Kirk Douglas, one of the last superstars of Hollywood’s golden age of cinema who was renowned for his intense, muscular performances in Spartacus and Paths of Glory, died on Wednesday aged 103.
The US leading man, producer and director came to prominence in the late 1940s and never lost his popularity, taking on nearly 100 movies over a six-decade career that endured beyond a severe stroke in his later years.
His death at his family home in Beverly Hills was confirmed by his son Michael, the Oscar-winning actor and filmmaker.
“It is with tremendous sadness that my brothers and I announce that Kirk Douglas left us today at the age of 103,” Michael Douglas said in a statement posted to Facebook.
“To the world he was a legend, an actor from the golden age of movies who lived well into his golden years.”
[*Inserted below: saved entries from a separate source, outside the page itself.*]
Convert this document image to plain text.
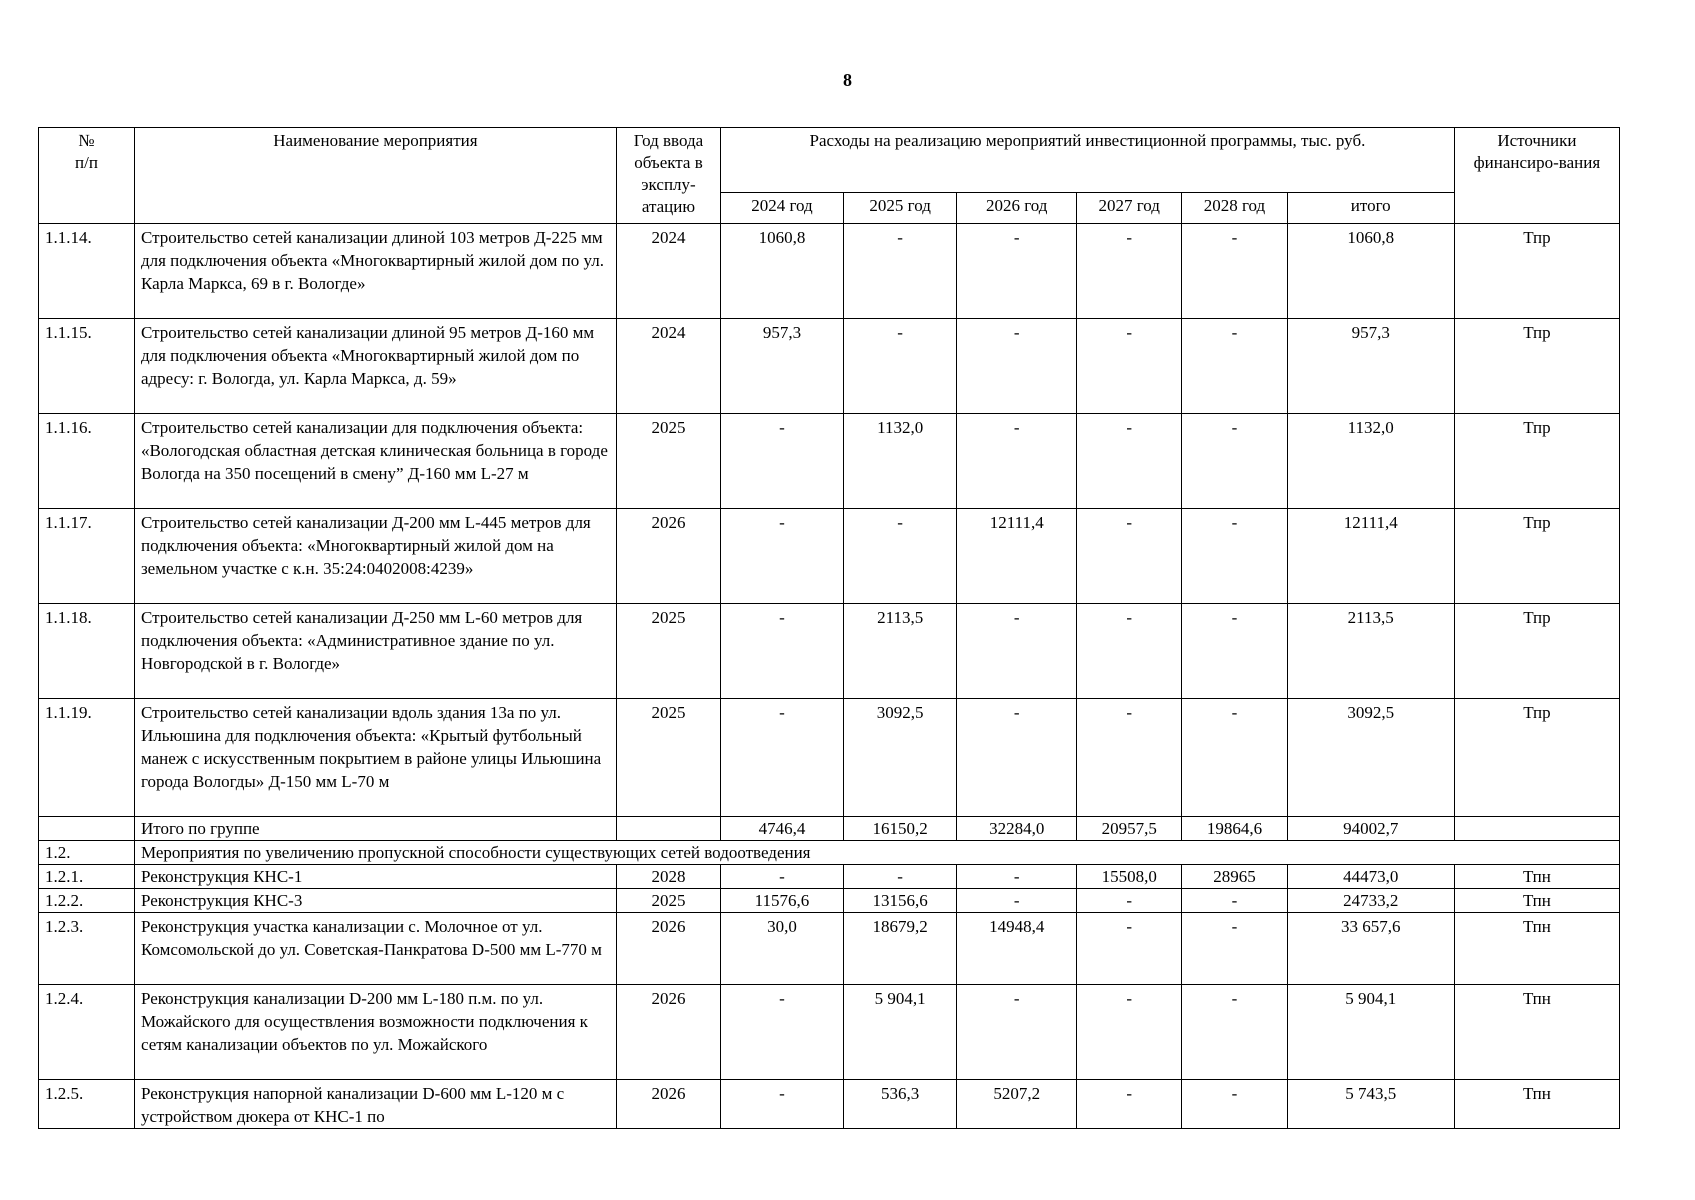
8
№
п/п	Наименование мероприятия	Год ввода объекта в эксплу-атацию	Расходы на реализацию мероприятий инвестиционной программы, тыс. руб.						Источники финансиро-вания
			2024 год	2025 год	2026 год	2027 год	2028 год	итого	
1.1.14.	Строительство сетей канализации длиной 103 метров Д-225 мм для подключения объекта «Многоквартирный жилой дом по ул. Карла Маркса, 69 в г. Вологде»	2024	1060,8	-	-	-	-	1060,8	Тпр
1.1.15.	Строительство сетей канализации длиной 95 метров Д-160 мм для подключения объекта «Многоквартирный жилой дом по адресу: г. Вологда, ул. Карла Маркса, д. 59»	2024	957,3	-	-	-	-	957,3	Тпр
1.1.16.	Строительство сетей канализации для подключения объекта: «Вологодская областная детская клиническая больница в городе Вологда на 350 посещений в смену” Д-160 мм L-27 м	2025	-	1132,0	-	-	-	1132,0	Тпр
1.1.17.	Строительство сетей канализации Д-200 мм L-445 метров для подключения объекта: «Многоквартирный жилой дом на земельном участке с к.н. 35:24:0402008:4239»	2026	-	-	12111,4	-	-	12111,4	Тпр
1.1.18.	Строительство сетей канализации Д-250 мм L-60 метров для подключения объекта: «Административное здание по ул. Новгородской в г. Вологде»	2025	-	2113,5	-	-	-	2113,5	Тпр
1.1.19.	Строительство сетей канализации вдоль здания 13а по ул. Ильюшина для подключения объекта: «Крытый футбольный манеж с искусственным покрытием в районе улицы Ильюшина города Вологды» Д-150 мм L-70 м	2025	-	3092,5	-	-	-	3092,5	Тпр
	Итого по группе		4746,4	16150,2	32284,0	20957,5	19864,6	94002,7	
1.2.	Мероприятия по увеличению пропускной способности существующих сетей водоотведения								
1.2.1.	Реконструкция КНС-1	2028	-	-	-	15508,0	28965	44473,0	Тпн
1.2.2.	Реконструкция КНС-3	2025	11576,6	13156,6	-	-	-	24733,2	Тпн
1.2.3.	Реконструкция участка канализации с. Молочное от ул. Комсомольской до ул. Советская-Панкратова D-500 мм L-770 м	2026	30,0	18679,2	14948,4	-	-	33 657,6	Тпн
1.2.4.	Реконструкция канализации D-200 мм L-180 п.м. по ул. Можайского для осуществления возможности подключения к сетям канализации объектов по ул. Можайского	2026	-	5 904,1	-	-	-	5 904,1	Тпн
1.2.5.	Реконструкция напорной канализации D-600 мм L-120 м с устройством дюкера от КНС-1 по	2026	-	536,3	5207,2	-	-	5 743,5	Тпн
Tributes poured in from across Hollywood and around the world on social media, with many declaring “I am Spartacus!” in a nod to Douglas’s legendary role as a rebellious Roman slave.
Director Steven Spielberg said Douglas “retained his movie star charisma right to the end”, while actor Danny DeVito tweeted: “103 years on this earth. That’s got a nice ring to it! Great hanging with you man.”
“Seinfeld” star Jason Alexander praised Douglas as “an absolute legend of a star and human” and added that “we could use a true Spartacus.”
The Academy of Motion Picture Arts and Sciences, which awards the Oscars, tweeted: “Goodbye to a Hollywood legend.”
Not unlike his title character in “Spartacus”, Douglas was known throughout his life for his fiercely rebellious streak.
In his early movie days he would clash with studio heads over his choice of roles, before ultimately splitting off to form his own production company, Bryna – one of the first major post-war stars to do so.
“It was pretty rare then,” Variety senior vice president Tim Gray said. “Kirk Douglas was very stubborn but he wasn’t self-indulgent – he wasn’t a party boy wasting people’s time showing up late, things like that.”
‘End the blacklist’
Douglas also defied more established directors by teaming up with a young Stanley Kubrick for both Paths of Glory and Spartacus.
And on Spartacus, Douglas hired Dalton Trumbo – one of the “Hollywood Ten” blacklisted as a suspected communist under the McCarthy era – to write the screenplay.
Unlike many producers during the time, Douglas refused to hide this fact, instead using Trumbo’s real name in the credits.
Gabrielle Carteris, head of Hollywood’s actors union, Wednesday praised Douglas as “a powerful voice who helped end the blacklist in our industry”, as well as “an “extraordinary actor”.
Nonetheless Douglas missed out on taking home the trophy on each of his three Oscar nominations, the last for his performance in the 1956 film Lust for Life, and never won a competitive Academy Award.
He was instead granted an honorary lifetime achievement statuette by the Academy in 1996 – just months after his stroke – “for 50 years as a creative and moral force in the motion picture community”.
Douglas, born Issur Danielovitch to Jewish-Russian immigrants in upstate New York in 1916, began as a stage actor before serving in the US Navy during the Second World War.
He graduated to movies when “Casablanca” producer Hal Wallis signed him in 1946, and he became a star for his portrayal of a double-crossing and womanising boxer in 1949’s Champion.
His subsequent roles would often mirror his real-world, larger-than-life and intense persona, including Oscar-nominated turns as a ruthless movie producer in The Bad and the Beautiful and tortured artist Vincent Van Gogh in Lust for Life.
Douglas told the New York Times in a 1984 interview that he had “always been attracted to characters who are part scoundrel”, adding: “I don’t find virtue photogenic.”
Life well lived
In his personal life, Douglas married twice, with the second to Anne Buydens in 1954 enduring over 65 years.
Douglas himself would admit to a colorful life as a ladies’ man including affairs in his memoirs, but always carefully controlled his image.
“He was Mr Hollywood, he was always part of the scene – he would always attend functions,” said Gray. “The public saw him as this larger than life actor but he could also be very subtle.”
Douglas is survived by Buydens, 100, and three of his sons. A fourth child, Eric, died of a drug overdose in his 40s, in 2004. His son Michael praised Kirk’s “commitment to justice and the causes he believed in” which “set a standard for all of us to aspire”.
He added: “Kirk’s life was well lived, and he leaves a legacy in film that will endure for generations to come.”